PEOPLE I KNOW (Dan Algrant, 2003) 41
Reviewed: April 25th, 2003
Welcome to a monotonous imagining of Sidney Falco thirty-five years later, having
rose to the top and fallen back down again, played by Pacino as half effeminate
Mama's boy (hated that goddamn fake Southern accent) and half battered jack-o-lantern.
The performance veers dangerously close to self-parody sometimes, but it hardly
seems fair of me to hold that against this film, since (A) Most Pacino performances
these days do exactly that (save his masterful turns in Donnie Brasco
and Insomnia) and (B) His performance -- no matter how over-baked it
might be -- is the only thing that kept me from falling asleep. Nearly every scene
chugs on tirelessly, void of much interest, practically outstaying its welcome
before its even begun; this is one of those I-kinda-wanna-be-a-plotless-character-study-but-I-don't-have-the-guts-so-I'm-gonna-tack-on-an-incredibly-fucking-stupid-halfass-conspiracy/murder-subplot
movies. Plus there's another lame sop, a tossed aside romance angle with Kim "I
have precious little talent" Basinger playing the widow of Pacino's brother
and now looking to start a relationship with Al. I might have found this idea
acceptable or remotely believable had Basinger not been given only three scenes
(one at the beginning, one in the middle and one at the end), the film seeming
even less interested in her than it does the absurd murder nonsense. Frequently
poor dialogue is on-the-nose ("Remember when you wanted to change the world?"

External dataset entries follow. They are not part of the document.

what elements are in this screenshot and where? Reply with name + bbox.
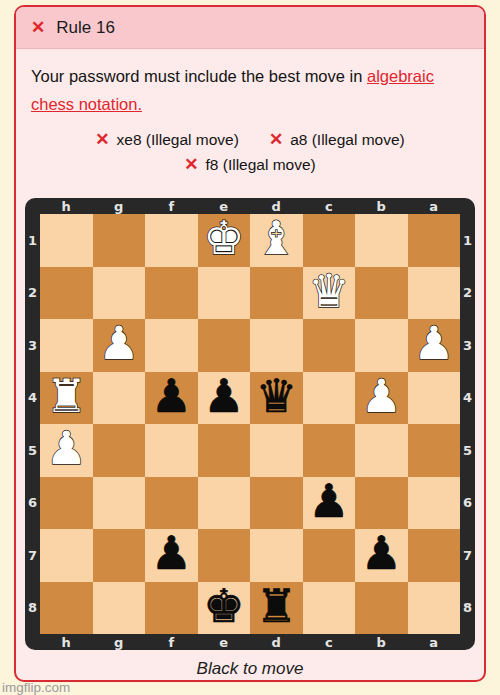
square-e2 <box>198 267 251 320</box>
rank-label-right-1: 1 <box>460 214 475 267</box>
square-e3 <box>198 319 251 372</box>
rule-title: Rule 16 <box>56 18 115 38</box>
file-label-top-b: b <box>355 198 408 214</box>
square-b6 <box>355 477 408 530</box>
file-label-bottom-b: b <box>355 634 408 650</box>
file-label-top-f: f <box>145 198 198 214</box>
square-h4: ♜ <box>40 372 93 425</box>
watermark: imgflip.com <box>2 680 70 695</box>
square-f1 <box>145 214 198 267</box>
error-label: xe8 (Illegal move) <box>117 127 239 152</box>
square-g1 <box>93 214 146 267</box>
square-g8 <box>93 582 146 635</box>
square-b8 <box>355 582 408 635</box>
piece-wR-h4: ♜ <box>46 373 87 419</box>
rank-label-right-8: 8 <box>460 582 475 635</box>
piece-bQ-d4: ♛ <box>256 373 297 419</box>
file-label-bottom-h: h <box>40 634 93 650</box>
square-b3 <box>355 319 408 372</box>
file-label-bottom-a: a <box>408 634 461 650</box>
square-c6: ♟ <box>303 477 356 530</box>
square-e7 <box>198 529 251 582</box>
rank-label-left-2: 2 <box>25 267 40 320</box>
square-a1 <box>408 214 461 267</box>
piece-wP-h5: ♟ <box>46 425 87 471</box>
square-b5 <box>355 424 408 477</box>
rule-text-before-link: Your password must include the best move… <box>31 67 367 85</box>
square-g4 <box>93 372 146 425</box>
piece-bP-b7: ♟ <box>361 530 402 576</box>
square-e8: ♚ <box>198 582 251 635</box>
rule-description: Your password must include the best move… <box>16 49 484 118</box>
chess-board: hgfedcba1♚♝12♛23♟♟34♜♟♟♛♟45♟56♟67♟♟78♚♜8… <box>25 198 475 650</box>
rank-label-left-4: 4 <box>25 372 40 425</box>
piece-bK-e8: ♚ <box>203 583 244 629</box>
square-c2: ♛ <box>303 267 356 320</box>
square-f6 <box>145 477 198 530</box>
square-b4: ♟ <box>355 372 408 425</box>
square-h6 <box>40 477 93 530</box>
error-item-f8: ✕f8 (Illegal move) <box>184 152 316 177</box>
file-label-bottom-g: g <box>93 634 146 650</box>
piece-bP-c6: ♟ <box>308 478 349 524</box>
square-b7: ♟ <box>355 529 408 582</box>
square-a3: ♟ <box>408 319 461 372</box>
piece-wP-a3: ♟ <box>413 320 454 366</box>
error-label: f8 (Illegal move) <box>205 152 315 177</box>
piece-wP-b4: ♟ <box>361 373 402 419</box>
rank-label-left-8: 8 <box>25 582 40 635</box>
file-label-bottom-c: c <box>303 634 356 650</box>
square-d2 <box>250 267 303 320</box>
square-c4 <box>303 372 356 425</box>
rank-label-right-3: 3 <box>460 319 475 372</box>
square-a6 <box>408 477 461 530</box>
file-label-top-c: c <box>303 198 356 214</box>
error-item-a8: ✕a8 (Illegal move) <box>269 127 405 152</box>
rank-label-right-2: 2 <box>460 267 475 320</box>
square-e1: ♚ <box>198 214 251 267</box>
file-label-bottom-f: f <box>145 634 198 650</box>
square-d7 <box>250 529 303 582</box>
piece-bP-f7: ♟ <box>151 530 192 576</box>
square-e5 <box>198 424 251 477</box>
square-a4 <box>408 372 461 425</box>
square-f3 <box>145 319 198 372</box>
square-d3 <box>250 319 303 372</box>
error-label: a8 (Illegal move) <box>290 127 405 152</box>
square-a2 <box>408 267 461 320</box>
square-h5: ♟ <box>40 424 93 477</box>
piece-wQ-c2: ♛ <box>308 268 349 314</box>
file-label-bottom-e: e <box>198 634 251 650</box>
piece-wK-e1: ♚ <box>203 215 244 261</box>
square-g6 <box>93 477 146 530</box>
square-c1 <box>303 214 356 267</box>
error-row-2: ✕f8 (Illegal move) <box>16 152 484 177</box>
rule-card-header: ✕ Rule 16 <box>16 7 484 49</box>
rank-label-left-3: 3 <box>25 319 40 372</box>
rank-label-left-1: 1 <box>25 214 40 267</box>
square-f4: ♟ <box>145 372 198 425</box>
error-item-xe8: ✕xe8 (Illegal move) <box>95 127 239 152</box>
square-f8 <box>145 582 198 635</box>
x-icon: ✕ <box>31 19 45 36</box>
square-f5 <box>145 424 198 477</box>
rank-label-left-5: 5 <box>25 424 40 477</box>
rank-label-right-4: 4 <box>460 372 475 425</box>
x-icon: ✕ <box>269 131 283 148</box>
error-row-1: ✕xe8 (Illegal move) ✕a8 (Illegal move) <box>16 127 484 152</box>
rank-label-right-6: 6 <box>460 477 475 530</box>
square-f7: ♟ <box>145 529 198 582</box>
file-label-top-a: a <box>408 198 461 214</box>
square-c3 <box>303 319 356 372</box>
square-f2 <box>145 267 198 320</box>
rule-card: ✕ Rule 16 Your password must include the… <box>14 5 486 682</box>
piece-bP-f4: ♟ <box>151 373 192 419</box>
square-b2 <box>355 267 408 320</box>
square-h3 <box>40 319 93 372</box>
board-corner <box>25 198 40 214</box>
square-c8 <box>303 582 356 635</box>
piece-wP-g3: ♟ <box>98 320 139 366</box>
square-b1 <box>355 214 408 267</box>
square-e6 <box>198 477 251 530</box>
square-a5 <box>408 424 461 477</box>
x-icon: ✕ <box>95 131 109 148</box>
board-corner <box>25 634 40 650</box>
turn-indicator: Black to move <box>16 659 484 679</box>
square-h2 <box>40 267 93 320</box>
square-d8: ♜ <box>250 582 303 635</box>
board-corner <box>460 198 475 214</box>
board-corner <box>460 634 475 650</box>
rank-label-left-6: 6 <box>25 477 40 530</box>
square-c5 <box>303 424 356 477</box>
square-d5 <box>250 424 303 477</box>
square-h1 <box>40 214 93 267</box>
square-c7 <box>303 529 356 582</box>
file-label-top-g: g <box>93 198 146 214</box>
square-a8 <box>408 582 461 635</box>
square-g5 <box>93 424 146 477</box>
piece-wB-d1: ♝ <box>256 215 297 261</box>
square-a7 <box>408 529 461 582</box>
file-label-top-h: h <box>40 198 93 214</box>
square-g2 <box>93 267 146 320</box>
piece-bP-e4: ♟ <box>203 373 244 419</box>
x-icon: ✕ <box>184 156 198 173</box>
square-h8 <box>40 582 93 635</box>
square-d1: ♝ <box>250 214 303 267</box>
square-d4: ♛ <box>250 372 303 425</box>
file-label-bottom-d: d <box>250 634 303 650</box>
square-e4: ♟ <box>198 372 251 425</box>
square-g3: ♟ <box>93 319 146 372</box>
square-g7 <box>93 529 146 582</box>
rank-label-right-7: 7 <box>460 529 475 582</box>
error-list: ✕xe8 (Illegal move) ✕a8 (Illegal move) ✕… <box>16 127 484 177</box>
piece-bR-d8: ♜ <box>256 583 297 629</box>
rank-label-left-7: 7 <box>25 529 40 582</box>
square-h7 <box>40 529 93 582</box>
square-d6 <box>250 477 303 530</box>
rank-label-right-5: 5 <box>460 424 475 477</box>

Basinger asks Pacino) and the ending is cheaply... dumb. Any movie clueless enough
to earnestly cast Ryan O'Neal as one of the world's biggest movie stars deserves
to be studiously ignored when it also dares to tell us anything about racial problems
in a pre-911 Manhattan. Sat on by Miramax for way too long, the already pointless
People I Know is now dated also. The fact that in spite of all these
complaints I still give People I Know a rating as high as 41
is either a testament to my unabashed predilection for down-and-out-tough-guy
films or a tribute to one silent, (ostensibly) unremarkable sequence with Pacino
walking by the park under snowfall (photography courtesy Peter Deming, Lynch's
sometimes DP) that made me remember everything I love about this dirty town.